Last October, the City Council decided to scrap the alternate position for the Design Review Board in favor of a full member five-person panel. At the time, I testified that this was a bad idea and predicted that it would lead to significant inconvenience for applicants as it would lead to short-handed boards and costly delays.

The worst case scenario hit sooner than I thought. It came at the Feb. 24 meeting, which had to be cancelled for lack of a quorum. Three of the five board members were no-shows and only one of them, Ken Sadler, gave plenty of notice. (Ilse Lenchow gave four days notice and the board lost its quorum when Robin Zurschmiede decided at the last minute that winter vacation was more important than the 13 projects up for review.)

Of course, the DRB had to reschedule all 13 projects and re-noticing cost the city $1000. In addition, three applicants flying in from New York, Arizona, and Northern California also bore additional costs associated with their air travel rearrangements, while all 13 applicants will now suffer delays of two to four weeks.

On top of this, the next two DRB meetings will be packed. They will have 18 items each, which is four over the maximum typically allowed. Lately, a 13-14 item agenda has been taking five to six hours. With a 18 item agenda, deliberations will likely go deep well past midnight, causing significant stress to both staff and applicants as well as board members.

This situation is further complicated by a disturbing trend; some board members are failing to adequately prepare for the hearings, perhaps because of the heavy work load.  As a result, hearings take far more time because unprepared board members ask more questions than necessary. (The aforementioned Zurschmiede is the worst offender – watch any hearing and you’ll see the problem immediately.)

Here’s the bigger picture. As the economy picks up and more projects are scheduled, this situation will only get worse. In the last month alone, the City Council had to overturn two DRB rejections because of poor quality decision-making.

My recommendation is that the City Council immediately return to a system with an alternate. This extra hand helps when a board member is sick or takes a vacation and when a board member has a conflict of interest.

Having an alternate also helps to spread the workload.  In fact, before the position was scrapped, the alternate typically heard at least one or two projects per hearing even when the full board was in. That system worked well for many years and the Council should immediately reinstate it.

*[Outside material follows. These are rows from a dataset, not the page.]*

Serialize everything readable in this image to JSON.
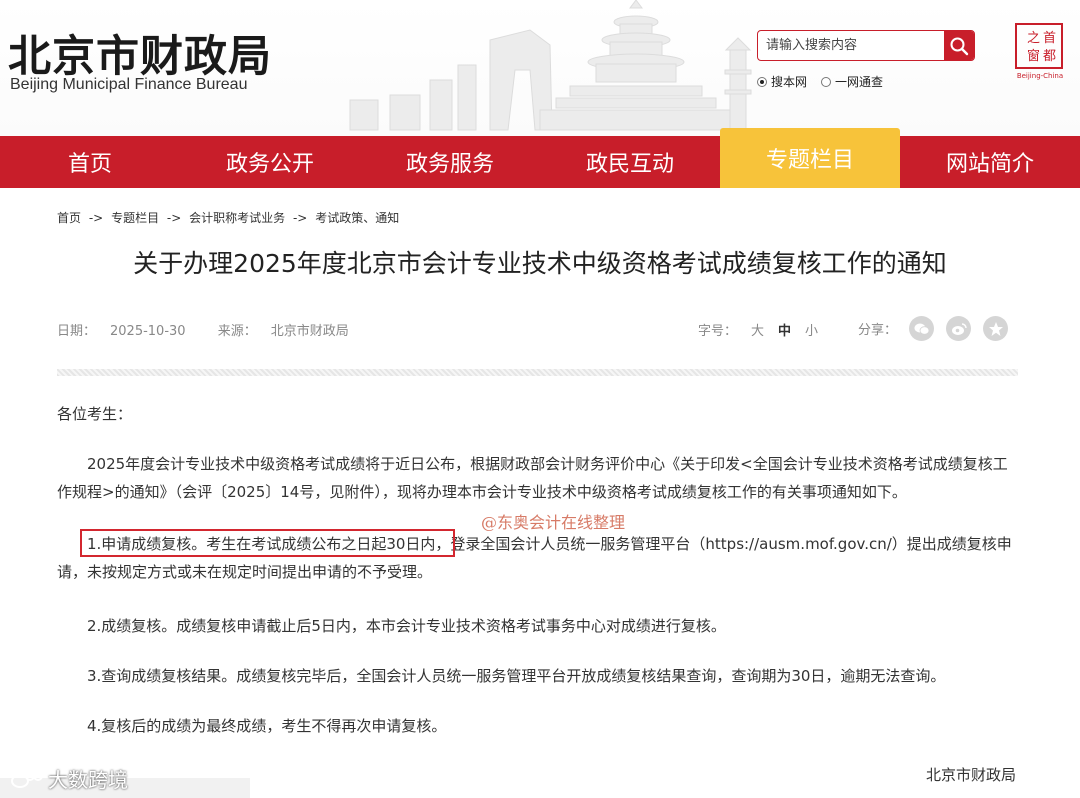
{
  "header": {
    "logo_cn": "北京市财政局",
    "logo_en": "Beijing Municipal Finance Bureau",
    "search_placeholder": "请输入搜索内容",
    "scope_options": [
      "搜本网",
      "一网通查"
    ],
    "scope_selected": "搜本网",
    "seal_text_main": "首都之窗",
    "seal_text_sub": "Beijing-China"
  },
  "nav": {
    "items": [
      "首页",
      "政务公开",
      "政务服务",
      "政民互动",
      "专题栏目",
      "网站简介"
    ],
    "active": "专题栏目"
  },
  "breadcrumb": [
    "首页",
    "->",
    "专题栏目",
    "->",
    "会计职称考试业务",
    "->",
    "考试政策、通知"
  ],
  "article": {
    "title": "关于办理2025年度北京市会计专业技术中级资格考试成绩复核工作的通知",
    "date_label": "日期：",
    "date": "2025-10-30",
    "source_label": "来源：",
    "source": "北京市财政局",
    "fontsize_label": "字号：",
    "fontsize_options": [
      "大",
      "中",
      "小"
    ],
    "fontsize_selected": "中",
    "share_label": "分享：",
    "salutation": "各位考生：",
    "paragraphs": [
      "2025年度会计专业技术中级资格考试成绩将于近日公布，根据财政部会计财务评价中心《关于印发<全国会计专业技术资格考试成绩复核工作规程>的通知》（会评〔2025〕14号，见附件），现将办理本市会计专业技术中级资格考试成绩复核工作的有关事项通知如下。",
      "1.申请成绩复核。考生在考试成绩公布之日起30日内，登录全国会计人员统一服务管理平台（https://ausm.mof.gov.cn/）提出成绩复核申请，未按规定方式或未在规定时间提出申请的不予受理。",
      "2.成绩复核。成绩复核申请截止后5日内，本市会计专业技术资格考试事务中心对成绩进行复核。",
      "3.查询成绩复核结果。成绩复核完毕后，全国会计人员统一服务管理平台开放成绩复核结果查询，查询期为30日，逾期无法查询。",
      "4.复核后的成绩为最终成绩，考生不得再次申请复核。"
    ],
    "signature": "北京市财政局"
  },
  "overlay": {
    "watermark_center": "@东奥会计在线整理",
    "watermark_corner": "大数跨境"
  }
}
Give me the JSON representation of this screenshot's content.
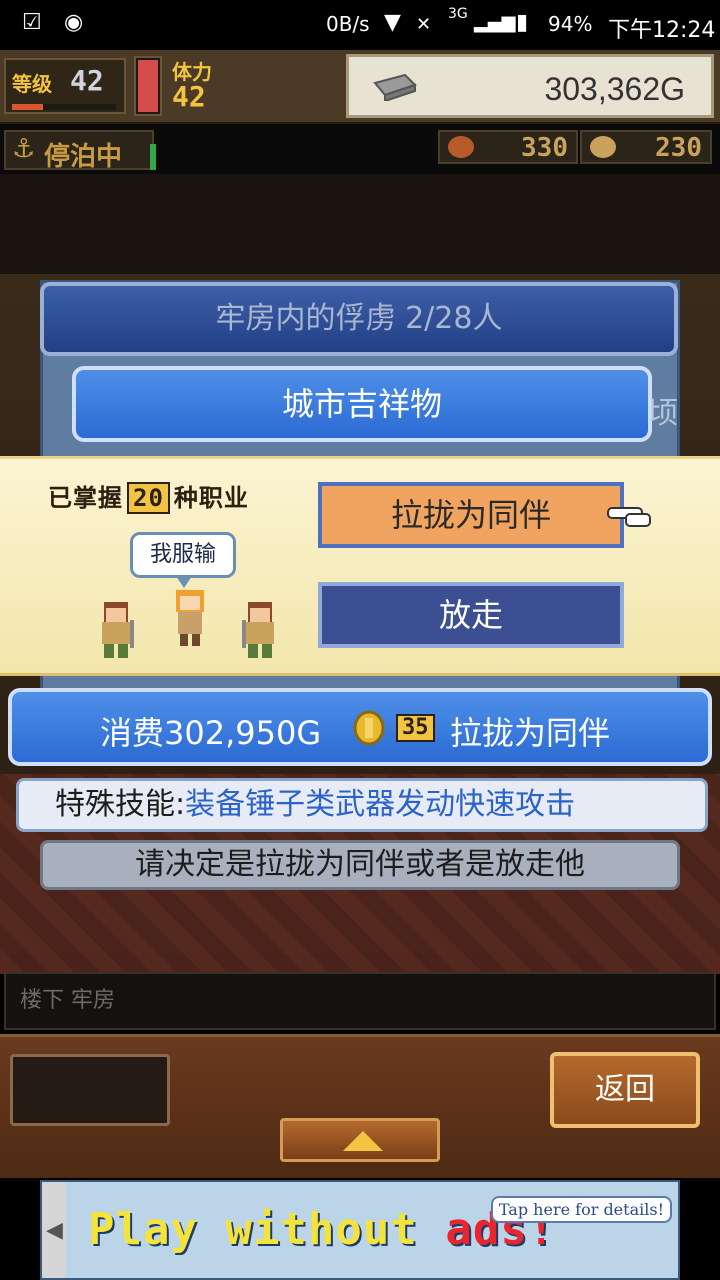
{
  "status_bar": {
    "net_speed": "0B/s",
    "network": "3G",
    "battery": "94%",
    "time": "下午12:24"
  },
  "hud": {
    "level_label": "等级",
    "level_value": "42",
    "stamina_label": "体力",
    "stamina_value": "42",
    "gold": "303,362G",
    "anchor_status": "停泊中",
    "food": "330",
    "coins": "230"
  },
  "panel": {
    "title": "牢房内的俘虏  2/28人",
    "subtitle": "城市吉祥物",
    "side_char": "顷"
  },
  "dialog": {
    "mastery_prefix": "已掌握",
    "mastery_num": "20",
    "mastery_suffix": "种职业",
    "speech": "我服输",
    "recruit_label": "拉拢为同伴",
    "release_label": "放走"
  },
  "cost": {
    "prefix": "消费302,950G",
    "coin_amount": "35",
    "suffix": "拉拢为同伴"
  },
  "skill": {
    "label": "特殊技能:",
    "value": "装备锤子类武器发动快速攻击"
  },
  "prompt": "请决定是拉拢为同伴或者是放走他",
  "location": "楼下 牢房",
  "nav": {
    "back_label": "返回"
  },
  "ad": {
    "text_a": "Play without ",
    "text_b": "ads!",
    "tap": "Tap here for details!"
  }
}
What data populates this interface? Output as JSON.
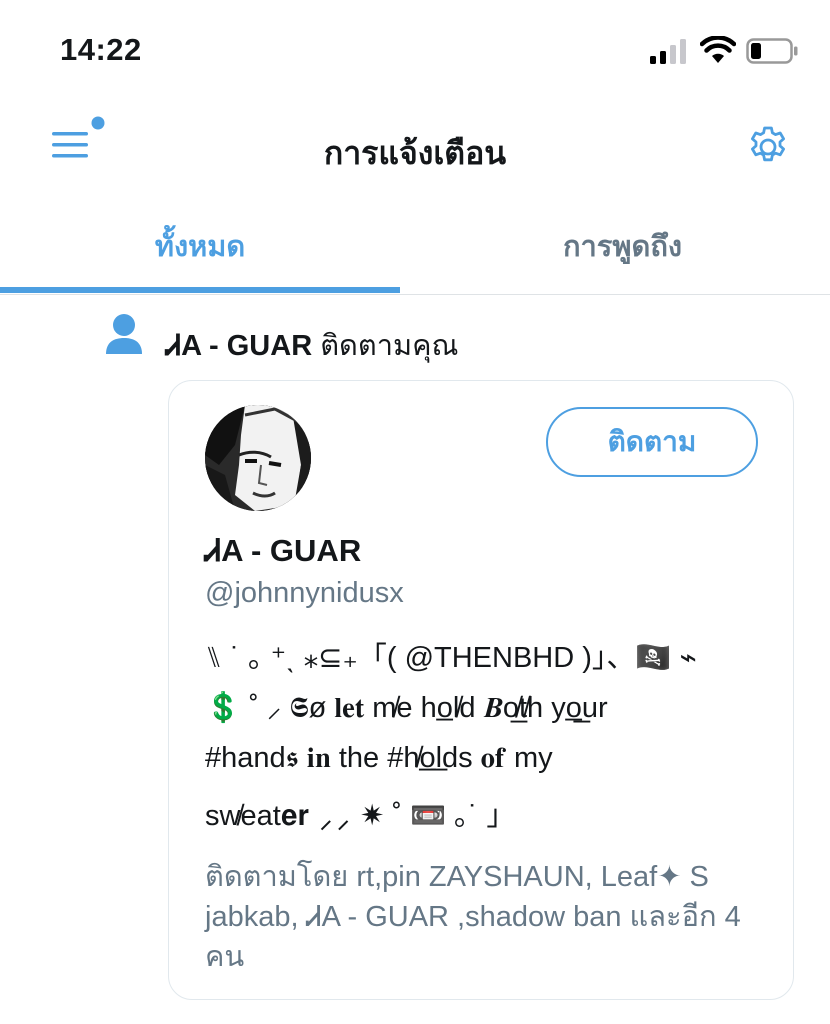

And by the way, cutting the alternate didn’t save the city a dime. In fact, it’s costing them money because the DRB is running less efficiently.

I also strongly recommend that the DRB go back to its regular three meetings per month schedule rather than its twice a month schedule now.  Returning to this schedule would mean fewer items per night, less stress on staff and board members, and a better review process for applicants and neighbors.